L’Associazione Artigiani si è concentrata da subito su quattro campi “nei quali la politica deve dimostrare di sapersi muovere con sicurezza per offrire alle nostre imprese la certezza di poter andare avanti: accesso al credito, tutela dei dipendenti e dei collaboratori, drastica diminuzione della tassazione locale e riorganizzazione dei servizi pubblici locali (municipalizzate)”. La moratoria, grazie all’impegno del sistema Confartigianato, ha registrato un cambio di direzione importante: “Se prima l’accesso a finanziamenti pubblici o l’accensione di linee di credito con una banca non permetteva all’impresa di beneficiare della moratoria ora la strada è aperta. Sia che l’impresa abbia già ottenuto aiuti pubblici o che, in contemporanea, abbia ottenuto finanziamenti dagli istituti di credito, potrà accedere alla moratoria. Ma questo non basta: dobbiamo puntare ad assicurare il riequilibrio finanziario anche per le realtà imprenditoriali che non sono “in bonis”, poter sfruttare i Formigoni Loan ed evitare che l’attuale rischio default dei Confidi faccia crollare il sistema. A livello regionale alcuni consorzi probabilmente non riusciranno a reggere già dagli inizi del 2010 perché i loro patrimoni rischiano di esaurirsi”.

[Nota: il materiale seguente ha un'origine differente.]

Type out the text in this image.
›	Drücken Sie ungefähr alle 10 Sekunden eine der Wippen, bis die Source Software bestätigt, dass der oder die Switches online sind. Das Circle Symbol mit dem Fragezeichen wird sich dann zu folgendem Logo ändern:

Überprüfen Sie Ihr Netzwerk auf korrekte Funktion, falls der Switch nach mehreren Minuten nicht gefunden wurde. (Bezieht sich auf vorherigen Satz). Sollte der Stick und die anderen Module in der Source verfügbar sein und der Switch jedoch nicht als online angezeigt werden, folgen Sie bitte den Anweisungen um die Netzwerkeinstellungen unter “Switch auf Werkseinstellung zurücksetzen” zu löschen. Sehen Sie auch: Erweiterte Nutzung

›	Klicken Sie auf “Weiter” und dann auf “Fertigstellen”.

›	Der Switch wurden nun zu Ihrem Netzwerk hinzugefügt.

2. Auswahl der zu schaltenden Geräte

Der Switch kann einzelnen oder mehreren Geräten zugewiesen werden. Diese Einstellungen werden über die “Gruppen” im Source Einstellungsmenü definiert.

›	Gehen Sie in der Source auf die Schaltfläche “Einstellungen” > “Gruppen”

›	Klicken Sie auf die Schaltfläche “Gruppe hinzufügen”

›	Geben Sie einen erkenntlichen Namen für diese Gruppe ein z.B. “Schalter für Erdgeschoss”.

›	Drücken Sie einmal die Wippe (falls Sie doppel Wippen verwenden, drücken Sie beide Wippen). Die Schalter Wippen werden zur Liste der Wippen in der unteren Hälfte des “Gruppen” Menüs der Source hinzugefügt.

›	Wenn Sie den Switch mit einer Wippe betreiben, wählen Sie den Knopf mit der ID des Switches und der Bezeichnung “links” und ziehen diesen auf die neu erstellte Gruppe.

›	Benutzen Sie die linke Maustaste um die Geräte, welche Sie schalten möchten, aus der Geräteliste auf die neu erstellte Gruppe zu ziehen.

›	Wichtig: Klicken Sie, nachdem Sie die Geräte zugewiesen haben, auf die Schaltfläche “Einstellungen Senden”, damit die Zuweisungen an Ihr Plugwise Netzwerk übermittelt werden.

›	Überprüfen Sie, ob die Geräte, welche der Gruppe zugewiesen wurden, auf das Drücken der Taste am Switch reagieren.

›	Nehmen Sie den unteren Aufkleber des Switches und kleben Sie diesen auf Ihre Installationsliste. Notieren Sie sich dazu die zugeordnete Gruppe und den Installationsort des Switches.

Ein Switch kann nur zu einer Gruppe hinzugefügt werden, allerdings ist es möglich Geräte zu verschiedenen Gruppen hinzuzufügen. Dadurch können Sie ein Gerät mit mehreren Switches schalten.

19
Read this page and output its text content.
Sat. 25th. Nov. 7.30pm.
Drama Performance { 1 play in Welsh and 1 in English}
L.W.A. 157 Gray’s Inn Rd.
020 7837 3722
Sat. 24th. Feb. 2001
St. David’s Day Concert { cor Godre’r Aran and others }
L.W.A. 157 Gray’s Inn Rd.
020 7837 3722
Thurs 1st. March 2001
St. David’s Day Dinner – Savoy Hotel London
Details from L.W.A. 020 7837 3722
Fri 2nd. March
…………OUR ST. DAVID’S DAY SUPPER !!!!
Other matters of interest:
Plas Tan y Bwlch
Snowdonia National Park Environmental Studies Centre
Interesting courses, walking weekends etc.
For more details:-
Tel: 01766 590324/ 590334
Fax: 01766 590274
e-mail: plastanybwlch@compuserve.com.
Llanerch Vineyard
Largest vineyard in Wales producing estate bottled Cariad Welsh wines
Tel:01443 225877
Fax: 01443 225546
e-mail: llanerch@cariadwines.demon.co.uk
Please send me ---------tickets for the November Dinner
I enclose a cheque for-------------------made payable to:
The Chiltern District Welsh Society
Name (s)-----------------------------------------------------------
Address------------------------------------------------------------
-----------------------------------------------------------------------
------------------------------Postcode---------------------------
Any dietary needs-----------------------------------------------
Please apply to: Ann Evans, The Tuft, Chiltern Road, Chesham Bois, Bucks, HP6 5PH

L’impresa, attraverso il sistema di rappresentanza dei suoi interessi, bussa alla porta della politica e vuole fare sentire le sue ragioni. “C’è scarsa attenzione al capitale umano, eppure l’80% delle imprese lombarde occupa circa 3 addetti. I dipendenti delle MPI sono una risorsa strategica per il motore lombardo, ma li si deve tutelare con l’attuazione di un federalismo municipale, senza dubbio più adatto rispetto ad un federalismo nazionale (che ancora tarda ad arrivare), a trattenere risorse preziose su questo territorio”. E poi le tasse: “Diamoci una mossa, perché i Comuni sono a secco, il Patto di Stabilità è ormai un incubo, mancano i soldi. La voglia di rimettere in moto i consumi delle famiglie necessita ormai di una rete di servizi locali che cerchi di sfruttare le occasione dettate, per esempio, dal Piano Casa della Regione Lombardia. Ma a che serve il Pirellone se decide e legifera ma non demanda agli organi locali il compito di sviluppare l’imprenditoria del territorio?”.

Il tema delle municipalizzate non è da meno, “perché in questa Regione si assiste ad una paurosa proliferazione dei Consigli di Amministrazione e non c’è rispetto né per il territorio e né per i suoi abitanti. Dobbiamo porci il problema di quale è la ricaduta sui singoli comuni delle municipalizzate lombarde, quali i reali vantaggi, soprattutto economici, per la cittadinanza. Che fanno A2A e Prealpi Servizi? I Comuni superiori ai 10mila abitanti dovrebbero accorparsi per costituire un ventaglio di servizi competitivi, ma non lo possono fare”.

Il consigliere regionale Stefano Tosi conosce i problemi sul tappeto, ed è per questo che “il PD vuole parlare e confrontarsi con l’Associazione Artigiani, la più grande associazione di rappresentanza delle MPI. Nei prossimi 5 anni la politica si dovrà orientare in modo del tutto diverso rispetto a quanto ha fatto sino ad ora, ecco perché la micro e piccola impresa ci vedrà dalla sua parte: per quanto riguarda il Progetto di Legge sull’Artigianato (che è insensato e privo di un indirizzo di fondo), l’attuazione totale dello Small Business Act anche in Lombardia, l’accessibilità ai bandi della Regione ed un discorso approfondito sulla possibilità di modificare il rating (e ragionare in base al merito di credito) a favore della micro e piccola imprenditoria. E poi gli Studi di Settore: lavoreremo affinché la moratoria sugli Studi, come già espresso al Congresso Provinciale dell’Associazione Artigiani,  possa essere attuata”.